Sunday, September 14, 2014

a bit of codeforces: Round #212 (Div. 2)

Problem C
C. Insertion Sort

Summary:
By swapping any two element, find the minimum number of swaps needed by insertion sort, and find the number of ways to do so.

Solution:
Firstly, the number of swaps performed by the insertion sort is equal to the number of inversion in the array. (I think there are lots of proofs on this fact)
Secondly, the number of inversion in [0 .. j] is exactly the number of elements bigger than A[j] in [0 .. j].
We need a DP table to solve this problem.
Store B[i][j] which is the number of elements in [0 .. j] which is bigger than i, and
C[i][j] the number of elements in [0 .. j] which is smaller than i.
Now if we swap two elements, in hope for less swap necessary, we should only swap when \(i < j\), A[i] > A[j]. When the elements are swapped, we have:
1. Number of inversions is reduced by B[A[i]][i] + B[A[j]][j]
2. Since we are place A[i] to j which is further up, we need to take of elements in [i+1 .. j-1] which are smaller than A[i] as the number of actual inversion contributed by those elements in [i+1 .. j-1] has actually reduced by 1. Therefore, actual number of inversion is reduced by C[A[i]][j] - C[A[i]][i].
3. Similarly, A[j] is placed to position i, hence all elements in [i+1 .. j-1] which are smaller than A[j] will actually contribute additional 1 inversion.

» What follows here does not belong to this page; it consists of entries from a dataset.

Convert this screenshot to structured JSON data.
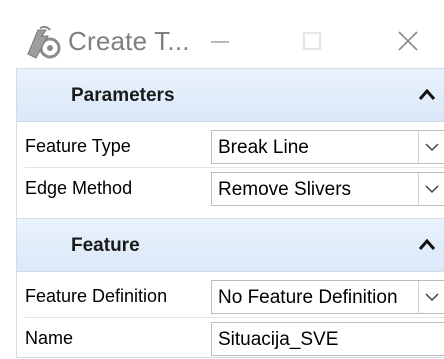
{
  "window": {
    "title": "Create T...",
    "minimize_icon": "minimize-icon",
    "maximize_icon": "maximize-icon",
    "close_icon": "close-icon",
    "app_icon": "civil-tools-icon"
  },
  "panels": {
    "parameters": {
      "title": "Parameters",
      "collapse_icon": "chevron-up-icon",
      "fields": [
        {
          "label": "Feature Type",
          "value": "Break Line"
        },
        {
          "label": "Edge Method",
          "value": "Remove Slivers"
        }
      ]
    },
    "feature": {
      "title": "Feature",
      "collapse_icon": "chevron-up-icon",
      "fields": [
        {
          "label": "Feature Definition",
          "value": "No Feature Definition"
        },
        {
          "label": "Name",
          "value": "Situacija_SVE"
        }
      ]
    }
  },
  "colors": {
    "header_bg": "#dbe8f8",
    "title_text": "#7f7f7f"
  }
}
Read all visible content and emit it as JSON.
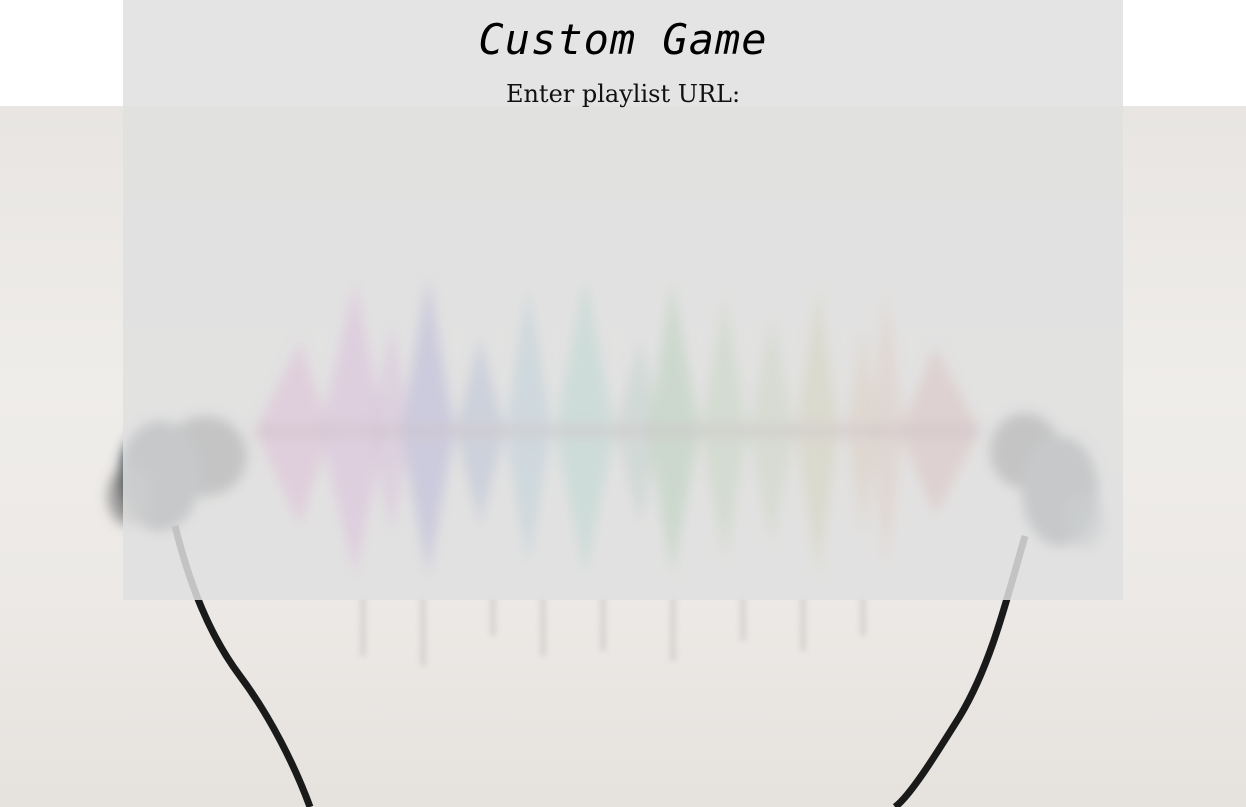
{
  "page": {
    "title": "Custom Game",
    "prompt": "Enter playlist URL:"
  },
  "background": {
    "image": "earphones-with-rainbow-sound-wave",
    "wave_colors": [
      "#d63fb7",
      "#b537c9",
      "#3b32c4",
      "#2c8fb8",
      "#2fb79a",
      "#2f9a3c",
      "#5aa63a",
      "#a8a23a",
      "#c8863d",
      "#c53b3b"
    ]
  }
}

Hence we add C[A[j]][j] - C[A[j]][i].
4. Finally we add the contribution of A[i] and A[j] in their respective new position, hence B[A[i]][j] + B[A[j]][i] - 1. (The -1 in the end is because initially B[A[j]][i] includes contribution by A[i], but since we move A[i] out of [0..i], it is reduced by 1)
Hence we end up with \(O(N^2)\) algorithm, which performs calculation of inversions after swapping in \(O(1)\) time.